Business activity kicks off the year with “modest deterioration”: Non-oil private sector activity saw another month of contraction in January as inflationary pressures dampened demand and pushed business sentiment for the next 12 months to one of the lowest on record, according to S&P Global’s purchasing managers’ index (pdf).

The numbers: The index fell to 48.1 in January from 48.5 in December, logging a three-month low and remaining below the 50 threshold that separates growth from contraction for the 38th straight month.

“The drop was partly due to a faster decline in order book volumes, which in turn are still being impacted by inflationary pressures,” S&P Senior Economist David Owen wrote. Moreover, a weak EGP and import restrictions drove production costs and output prices to accelerate at their sharpest rates in 12 months, leading to a greater share of cost burdens being passed onto customers.

Can a tourism slowdown spill over to the rest of the economy? Some companies warned that the negative impact of the ongoing war in Gaza and geopolitical tensions on the tourism sector “could lead to further headwinds for the non-oil economy over the next few months,” Owen wrote.

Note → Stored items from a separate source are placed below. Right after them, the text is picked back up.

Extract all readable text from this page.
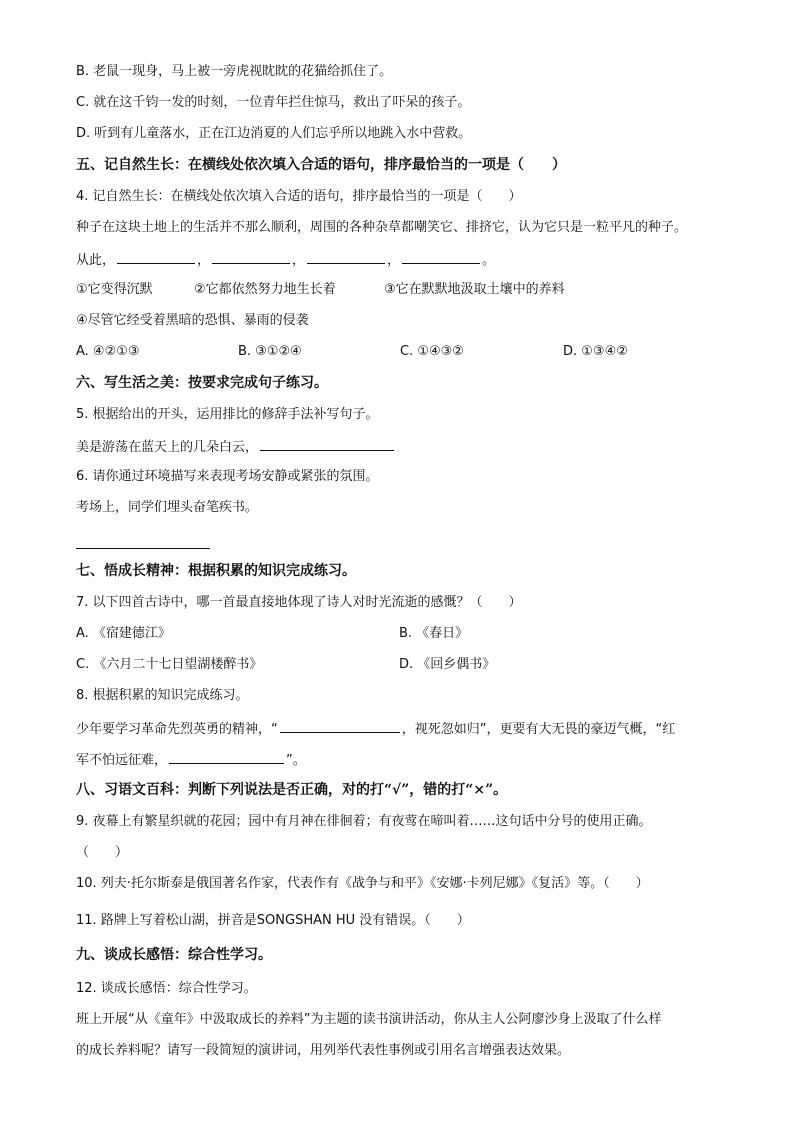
B. 老鼠一现身，马上被一旁虎视眈眈的花猫给抓住了。
C. 就在这千钧一发的时刻，一位青年拦住惊马，救出了吓呆的孩子。
D. 听到有儿童落水，正在江边消夏的人们忘乎所以地跳入水中营救。
五、记自然生长：在横线处依次填入合适的语句，排序最恰当的一项是（　　）
4. 记自然生长：在横线处依次填入合适的语句，排序最恰当的一项是（　　）
种子在这块土地上的生活并不那么顺利，周围的各种杂草都嘲笑它、排挤它，认为它只是一粒平凡的种子。
从此，	，	，	，	。
①它变得沉默	②它都依然努力地生长着	③它在默默地汲取土壤中的养料
④尽管它经受着黑暗的恐惧、暴雨的侵袭
A. ④②①③	B. ③①②④	C. ①④③②	D. ①③④②
六、写生活之美：按要求完成句子练习。
5. 根据给出的开头，运用排比的修辞手法补写句子。
美是游荡在蓝天上的几朵白云，
6. 请你通过环境描写来表现考场安静或紧张的氛围。
考场上，同学们埋头奋笔疾书。
七、悟成长精神：根据积累的知识完成练习。
7. 以下四首古诗中，哪一首最直接地体现了诗人对时光流逝的感慨？（　　）
A. 《宿建德江》	B. 《春日》
C. 《六月二十七日望湖楼醉书》	D. 《回乡偶书》
8. 根据积累的知识完成练习。
少年要学习革命先烈英勇的精神，“	，视死忽如归”，更要有大无畏的豪迈气概，“红
军不怕远征难，	”。
八、习语文百科：判断下列说法是否正确，对的打“√”，错的打“×”。
9. 夜幕上有繁星织就的花园；园中有月神在徘徊着；有夜莺在啼叫着……这句话中分号的使用正确。
（　　）
10. 列夫·托尔斯泰是俄国著名作家，代表作有《战争与和平》《安娜·卡列尼娜》《复活》等。（　　）
11. 路牌上写着松山湖，拼音是SONGSHAN HU 没有错误。（　　）
九、谈成长感悟：综合性学习。
12. 谈成长感悟：综合性学习。
班上开展“从《童年》中汲取成长的养料”为主题的读书演讲活动，你从主人公阿廖沙身上汲取了什么样
的成长养料呢？请写一段简短的演讲词，用列举代表性事例或引用名言增强表达效果。
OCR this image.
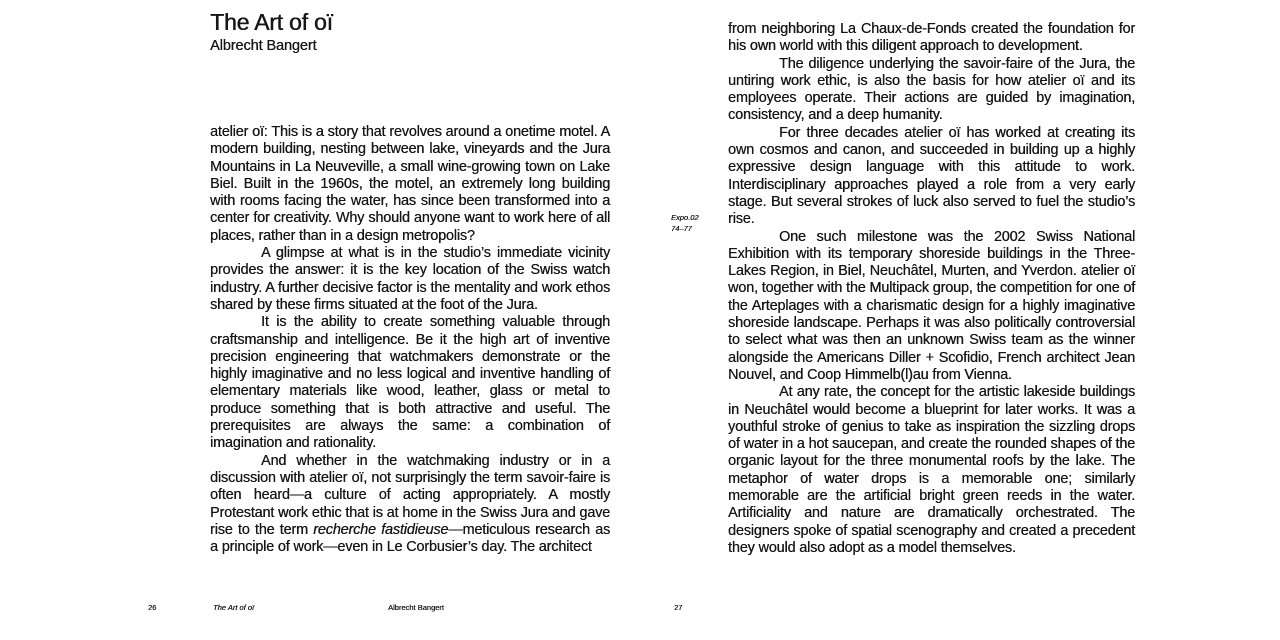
The Art of oï
Albrecht Bangert

atelier oï: This is a story that revolves around a onetime motel. A modern building, nesting between lake, vineyards and the Jura Mountains in La Neuveville, a small wine-growing town on Lake Biel. Built in the 1960s, the motel, an extremely long building with rooms facing the water, has since been transformed into a center for creativity. Why should anyone want to work here of all places, rather than in a design metropolis?

A glimpse at what is in the studio’s immediate vicinity provides the answer: it is the key location of the Swiss watch industry. A further decisive factor is the mentality and work ethos shared by these firms situated at the foot of the Jura.

It is the ability to create something valuable through craftsmanship and intelligence. Be it the high art of inventive precision engineering that watchmakers demonstrate or the highly imaginative and no less logical and inventive handling of elementary materials like wood, leather, glass or metal to produce something that is both attractive and useful. The prerequisites are always the same: a combination of imagination and rationality.

And whether in the watchmaking industry or in a discussion with atelier oï, not surprisingly the term savoir-faire is often heard—a culture of acting appropriately. A mostly Protestant work ethic that is at home in the Swiss Jura and gave rise to the term recherche fastidieuse—meticulous research as a principle of work—even in Le Corbusier’s day. The architect

Expo.02
74–77

from neighboring La Chaux-de-Fonds created the foundation for his own world with this diligent approach to development.

The diligence underlying the savoir-faire of the Jura, the untiring work ethic, is also the basis for how atelier oï and its employees operate. Their actions are guided by imagination, consistency, and a deep humanity.

For three decades atelier oï has worked at creating its own cosmos and canon, and succeeded in building up a highly expressive design language with this attitude to work. Interdisciplinary approaches played a role from a very early stage. But several strokes of luck also served to fuel the studio’s rise.

One such milestone was the 2002 Swiss National Exhibition with its temporary shoreside buildings in the Three-Lakes Region, in Biel, Neuchâtel, Murten, and Yverdon. atelier oï won, together with the Multipack group, the competition for one of the Arteplages with a charismatic design for a highly imaginative shoreside landscape. Perhaps it was also politically controversial to select what was then an unknown Swiss team as the winner alongside the Americans Diller + Scofidio, French architect Jean Nouvel, and Coop Himmelb(l)au from Vienna.

At any rate, the concept for the artistic lakeside buildings in Neuchâtel would become a blueprint for later works. It was a youthful stroke of genius to take as inspiration the sizzling drops of water in a hot saucepan, and create the rounded shapes of the organic layout for the three monumental roofs by the lake. The metaphor of water drops is a memorable one; similarly memorable are the artificial bright green reeds in the water. Artificiality and nature are dramatically orchestrated. The designers spoke of spatial scenography and created a precedent they would also adopt as a model themselves.

26	The Art of oï	Albrecht Bangert	27
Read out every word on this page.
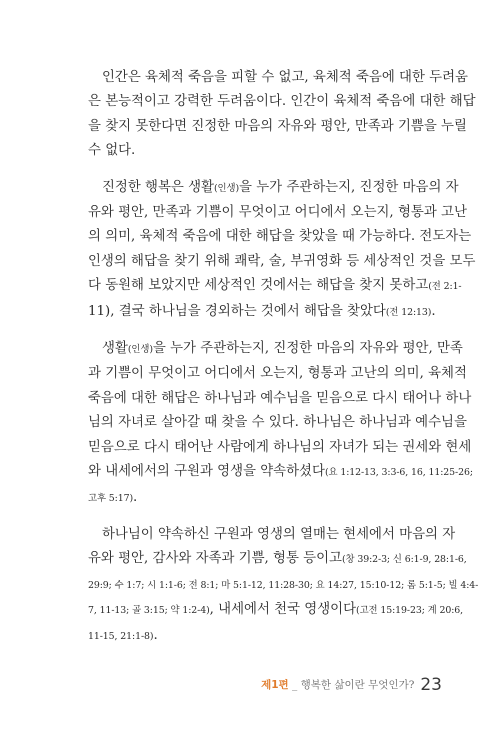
인간은 육체적 죽음을 피할 수 없고, 육체적 죽음에 대한 두려움
은 본능적이고 강력한 두려움이다. 인간이 육체적 죽음에 대한 해답
을 찾지 못한다면 진정한 마음의 자유와 평안, 만족과 기쁨을 누릴
수 없다.

진정한 행복은 생활(인생)을 누가 주관하는지, 진정한 마음의 자
유와 평안, 만족과 기쁨이 무엇이고 어디에서 오는지, 형통과 고난
의 의미, 육체적 죽음에 대한 해답을 찾았을 때 가능하다. 전도자는
인생의 해답을 찾기 위해 쾌락, 술, 부귀영화 등 세상적인 것을 모두
다 동원해 보았지만 세상적인 것에서는 해답을 찾지 못하고(전 2:1-
11), 결국 하나님을 경외하는 것에서 해답을 찾았다(전 12:13).

생활(인생)을 누가 주관하는지, 진정한 마음의 자유와 평안, 만족
과 기쁨이 무엇이고 어디에서 오는지, 형통과 고난의 의미, 육체적
죽음에 대한 해답은 하나님과 예수님을 믿음으로 다시 태어나 하나
님의 자녀로 살아갈 때 찾을 수 있다. 하나님은 하나님과 예수님을
믿음으로 다시 태어난 사람에게 하나님의 자녀가 되는 권세와 현세
와 내세에서의 구원과 영생을 약속하셨다(요 1:12-13, 3:3-6, 16, 11:25-26;
고후 5:17).

하나님이 약속하신 구원과 영생의 열매는 현세에서 마음의 자
유와 평안, 감사와 자족과 기쁨, 형통 등이고(창 39:2-3; 신 6:1-9, 28:1-6,
29:9; 수 1:7; 시 1:1-6; 전 8:1; 마 5:1-12, 11:28-30; 요 14:27, 15:10-12; 롬 5:1-5; 빌 4:4-
7, 11-13; 골 3:15; 약 1:2-4), 내세에서 천국 영생이다(고전 15:19-23; 계 20:6,
11-15, 21:1-8).

제1편 _ 행복한 삶이란 무엇인가? 23
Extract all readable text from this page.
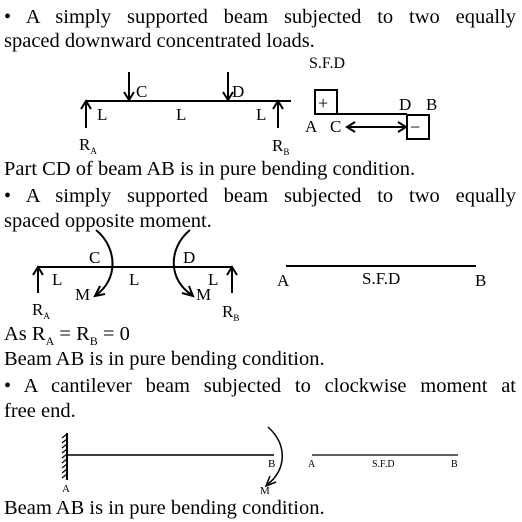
• A simply supported beam subjected to two equally

spaced downward concentrated loads.

C	D
L	L	L
$R_A$	$R_B$
S.F.D
+
−
A C
D B

Part CD of beam AB is in pure bending condition.

• A simply supported beam subjected to two equally

spaced opposite moment.

C	D
L	L	L
M	M
$R_A$	$R_B$
A	S.F.D	B

As $R_A = R_B = 0$

Beam AB is in pure bending condition.

• A cantilever beam subjected to clockwise moment at

free end.

A
B
M
A	S.F.D	B

Beam AB is in pure bending condition.
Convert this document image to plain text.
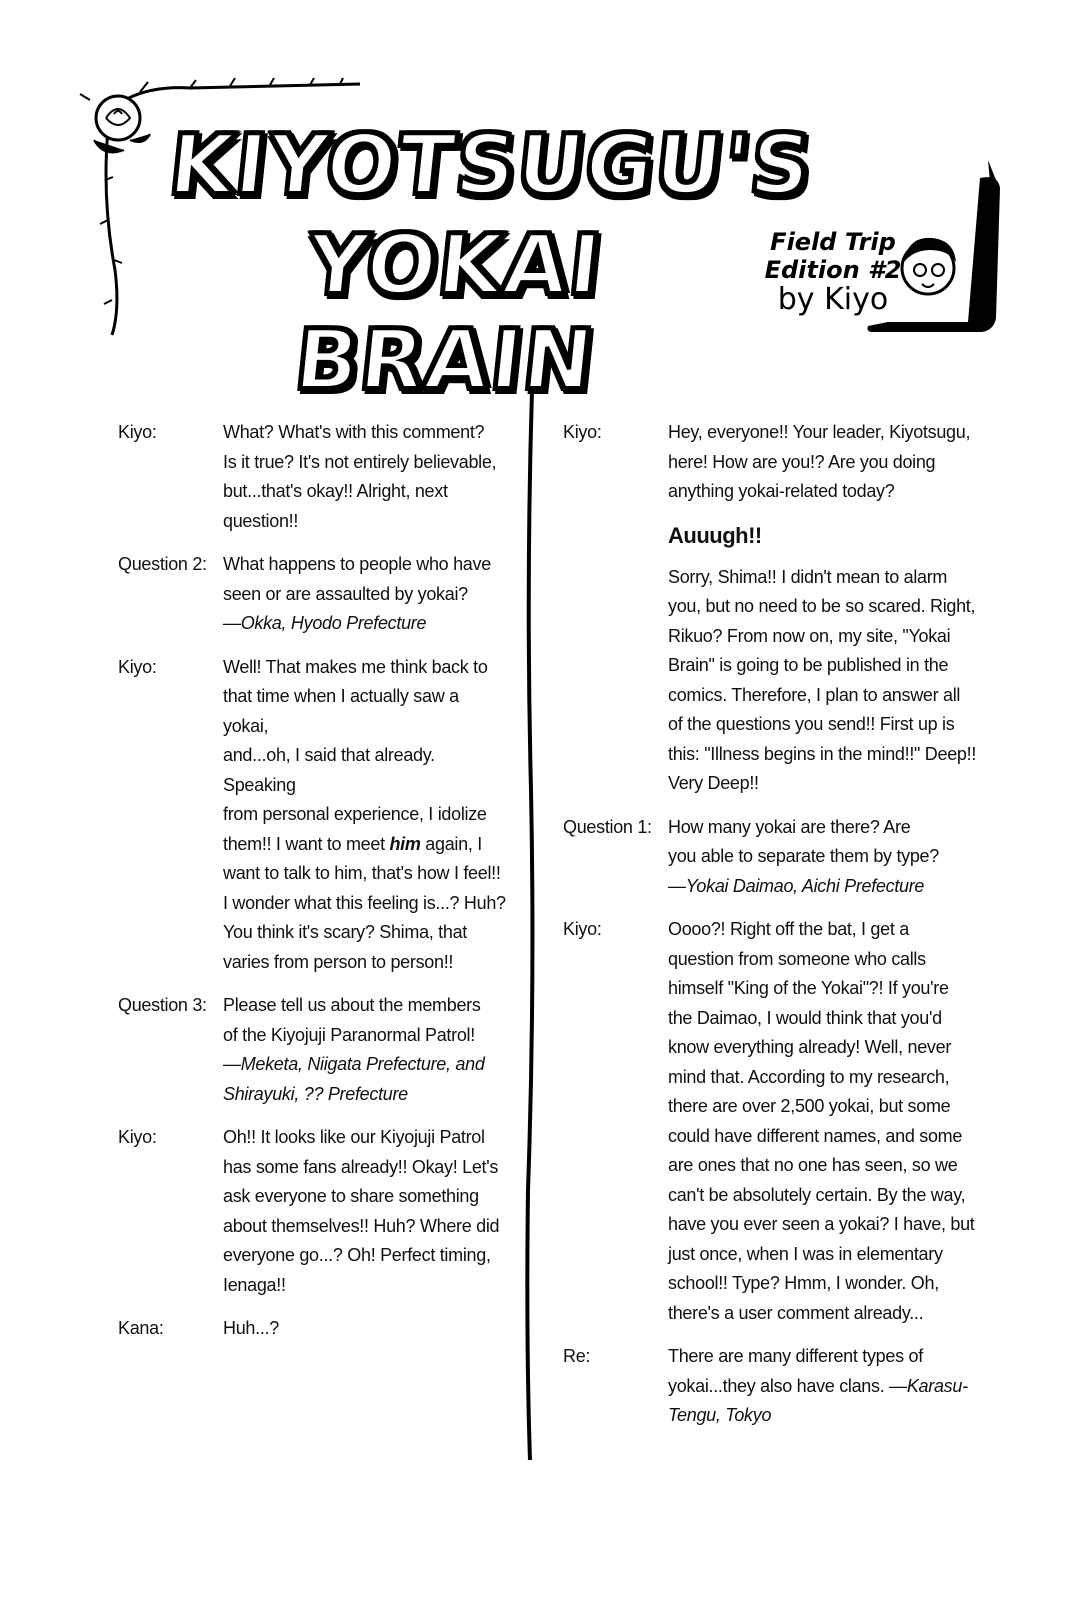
KIYOTSUGU'S
YOKAI BRAIN
Field Trip
Edition #2
by Kiyo
Kiyo:	What? What's with this comment?
Is it true? It's not entirely believable,
but...that's okay!! Alright, next
question!!
Question 2: What happens to people who have
seen or are assaulted by yokai?
—Okka, Hyodo Prefecture
Kiyo:	Well! That makes me think back to
that time when I actually saw a yokai,
and...oh, I said that already. Speaking
from personal experience, I idolize
them!! I want to meet him again, I
want to talk to him, that's how I feel!!
I wonder what this feeling is...? Huh?
You think it's scary? Shima, that
varies from person to person!!
Question 3: Please tell us about the members
of the Kiyojuji Paranormal Patrol!
—Meketa, Niigata Prefecture, and
Shirayuki, ?? Prefecture
Kiyo:	Oh!! It looks like our Kiyojuji Patrol
has some fans already!! Okay! Let's
ask everyone to share something
about themselves!! Huh? Where did
everyone go...? Oh! Perfect timing,
Ienaga!!
Kana:	Huh...?
Kiyo:	Hey, everyone!! Your leader, Kiyotsugu,
here! How are you!? Are you doing
anything yokai-related today?
Auuugh!!
Sorry, Shima!! I didn't mean to alarm
you, but no need to be so scared. Right,
Rikuo? From now on, my site, "Yokai
Brain" is going to be published in the
comics. Therefore, I plan to answer all
of the questions you send!! First up is
this: "Illness begins in the mind!!" Deep!!
Very Deep!!
Question 1: How many yokai are there? Are
you able to separate them by type?
—Yokai Daimao, Aichi Prefecture
Kiyo:	Oooo?! Right off the bat, I get a
question from someone who calls
himself "King of the Yokai"?! If you're
the Daimao, I would think that you'd
know everything already! Well, never
mind that. According to my research,
there are over 2,500 yokai, but some
could have different names, and some
are ones that no one has seen, so we
can't be absolutely certain. By the way,
have you ever seen a yokai? I have, but
just once, when I was in elementary
school!! Type? Hmm, I wonder. Oh,
there's a user comment already...
Re:	There are many different types of
yokai...they also have clans. —Karasu-
Tengu, Tokyo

The story got ink in Reuters.

FROM THE REGION-

  • Saudi growth eases: Lukewarm demand and rising cost pushed Saudi Arabia’s PMI to its lowest level in two years in January to 55.4, down from 57.5 in December, according to S&P’s PMI (pdf).
  • UAE maintains strong growth: Strong output and rising new business inflows led to a “marked uplift in activity” in the UAE, albeit at a slower rate. The country’s PMI recorded 56.6 in January, down from 57.4 in December, S&P’s PMI (pdf) showed.